Ray-Ban Metaによるプライバシーの流出が止まらない

ジョイ・フイ・リンは、パリで資料調査員として働いている。2025年の夏、観光名所のひとつであるル・マレ地区を歩いていたとき、男子大学生のふたり連れが近づいてきて、彼女の服装について尋ねてきた。

リンは特に驚かなかった。Instagramのユーザーがこの一帯の路上で写真を撮るのは珍しくないし、自分のファッションに自信もあった。その日は「いい感じのワンピースを着て、流行のかなり大きい帽子をかぶっていました」とリンは『WIRED』に語っている。

「いい雰囲気で会話が進みましたが、一段落したところで、メガネをかけていたほうの大学生にこう言われました。『それでね、いまずっとこのメガネで録画してたんだ』」。改めてそのデバイスを見ると、黒いフレームのスマートグラス「Ray-Ban Meta」だった(「Meta Ray-Ban」と呼ばれることも多い)。装着者の視点で動画を撮影する機能を備えている。

その若者が許可を得ずに動画を撮っていたことに、リンは愕然とした。あまつさえ、その動画をネットで共有していいかとまで尋ねてきた。「土足で踏み込まれたように感じました」とリンは言い、さらにこう付け加えている。

「メガネの男は、無断で人の動画を撮ることが、いかに不快な行為になりうるかを理解していないようでした」

これと同じような体験が、いまや当たり前になりつつある。スマートグラスを使って公共の場でのやり取りを録画し、広く公開しているSNSアカウントが急増していることからも、それは明らかだ。

録画されるやり取りは、個人のファッションについて尋ねるような無害なものばかりではない。
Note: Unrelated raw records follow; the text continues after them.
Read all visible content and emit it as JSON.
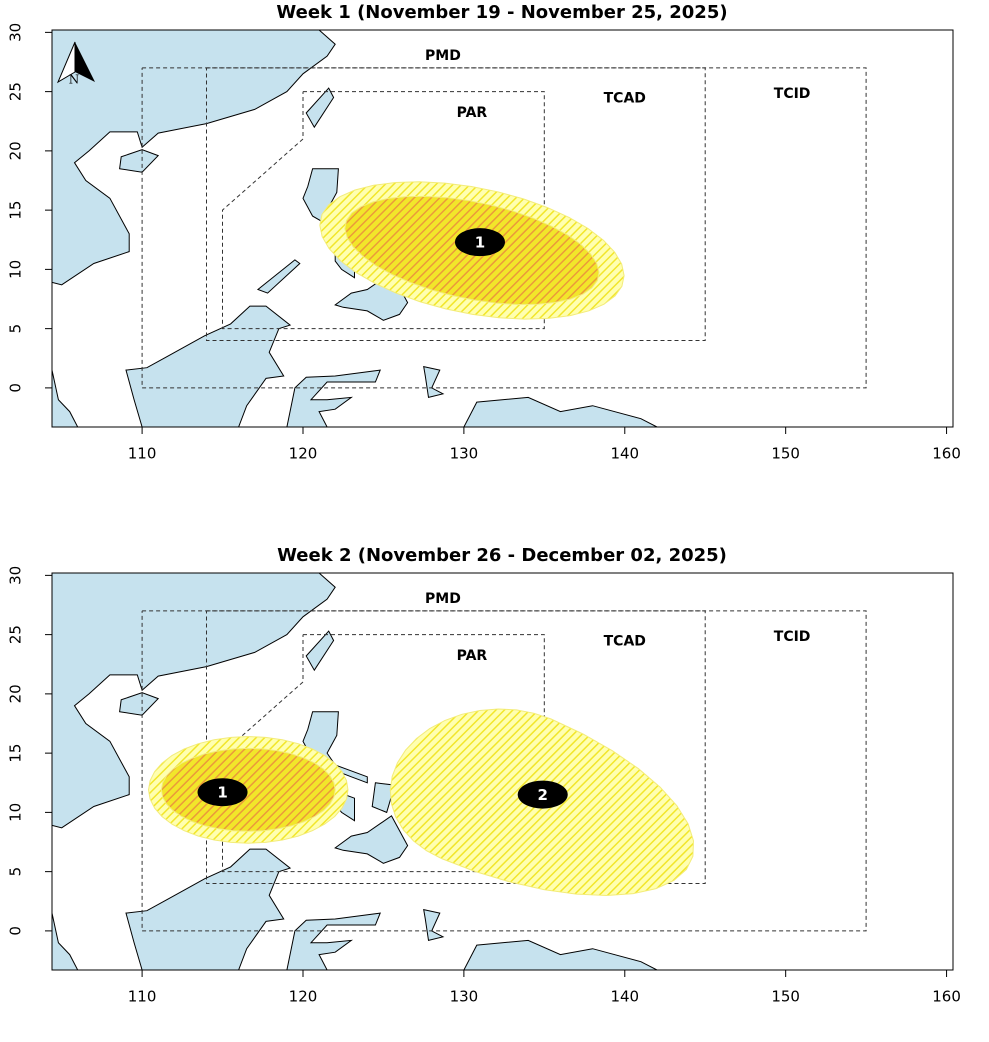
{
  "maps": [
    {
      "title": "Week 1 (November 19 - November 25, 2025)",
      "north": "N",
      "xlim": [
        104.4,
        160.4
      ],
      "ylim": [
        -3.3,
        30.2
      ],
      "xticks": [
        110,
        120,
        130,
        140,
        150,
        160
      ],
      "yticks": [
        0,
        5,
        10,
        15,
        20,
        25,
        30
      ],
      "regions": [
        "PMD",
        "PAR",
        "TCAD",
        "TCID"
      ],
      "markers": [
        {
          "label": "1",
          "lon": 131,
          "lat": 12.3
        }
      ]
    },
    {
      "title": "Week 2 (November 26 - December 02, 2025)",
      "xlim": [
        104.4,
        160.4
      ],
      "ylim": [
        -3.3,
        30.2
      ],
      "xticks": [
        110,
        120,
        130,
        140,
        150,
        160
      ],
      "yticks": [
        0,
        5,
        10,
        15,
        20,
        25,
        30
      ],
      "regions": [
        "PMD",
        "PAR",
        "TCAD",
        "TCID"
      ],
      "markers": [
        {
          "label": "1",
          "lon": 115,
          "lat": 11.7
        },
        {
          "label": "2",
          "lon": 134.9,
          "lat": 11.5
        }
      ]
    }
  ]
}
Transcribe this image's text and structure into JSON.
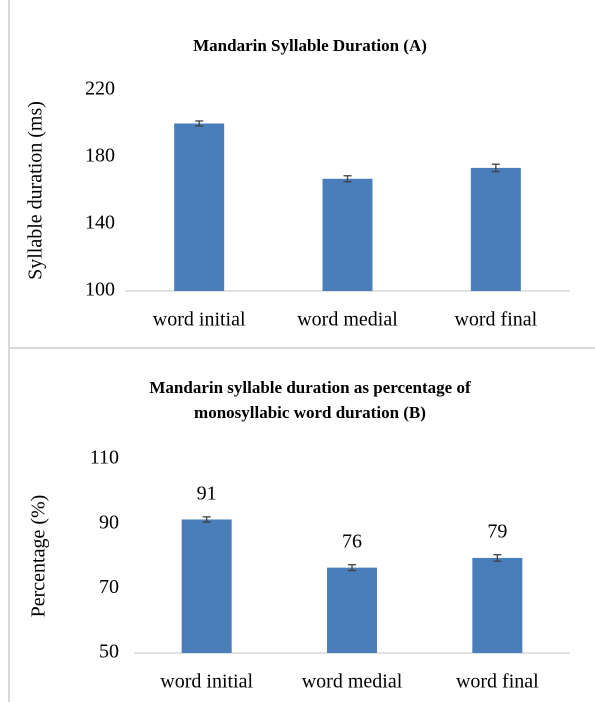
{
  "chart_data": [
    {
      "type": "bar",
      "title": "Mandarin Syllable Duration (A)",
      "y_label": "Syllable duration (ms)",
      "categories": [
        "word initial",
        "word medial",
        "word final"
      ],
      "values": [
        200,
        167,
        173.5
      ],
      "errors": [
        1.5,
        1.8,
        2.2
      ],
      "color": "#4a7ebb",
      "ylim": [
        100,
        220
      ],
      "yticks": [
        100,
        140,
        180,
        220
      ],
      "grid": false
    },
    {
      "type": "bar",
      "title": "Mandarin syllable duration as percentage of monosyllabic word duration (B)",
      "y_label": "Percentage (%)",
      "categories": [
        "word initial",
        "word medial",
        "word final"
      ],
      "values": [
        91.3,
        76.4,
        79.4
      ],
      "value_labels": [
        "91",
        "76",
        "79"
      ],
      "errors": [
        0.8,
        0.9,
        1.0
      ],
      "color": "#4a7ebb",
      "ylim": [
        50,
        110
      ],
      "yticks": [
        50,
        70,
        90,
        110
      ],
      "grid": false
    }
  ]
}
InstagramのリールやTikTokには、店の従業員に悪ふざけやいたずらを仕掛ける若者が録画した映像などが溢れている。

そして、Meta Ray-Banの世界で人気を集めているインフルエンサーは、陽光の降り注ぐビーチや夜の街角でナンパする様子を自慢する男ばかりだ。例えば、サイエド・カガズィ(@itspolokid)とキャメロン・ジョン(@rizzzcam)のInstagramのフォロワー数は、ふたり合わせて300万人を超えている。

公共の場で、時にしつこく女性にまとわりつく迷惑行為のせいで、メタのデバイスには「ヘンタイグラス」という蔑称まで生まれている(コメントを求めたが、カガズィからもジョンからも返答はなかった)。

プライバシーの流出は防げない

スマートグラス「Meta Ray-Ban」(やMeta Oakley)は、299~499ドル(約48,000~80,000円)で販売されている。プライバシーに関する懸念から反発を受けている点は、先行して多難な運命をたどった「Google Glass」と同様だ。

だが、現在の状況はいくつかの理由から、さらに複雑になっている。まず、メタのAIを利用すると、スマートグラスから同社に映像が送信されることを許可することになる。その映像が海外の契約社員によって点検される場合があることを、スウェーデンの新聞数社が調査で明らかにしている

26年2月に掲載されたその記事には、プライバシーにかかわるコンテンツも含まれており、自分が録画した、裸、性行為、入浴中などの映像をアップロードしたことに本人が気づいていなかった可能性もある。これを受けて、消費者保護をめぐる訴訟がすでに起こされており、審理が進行中だ。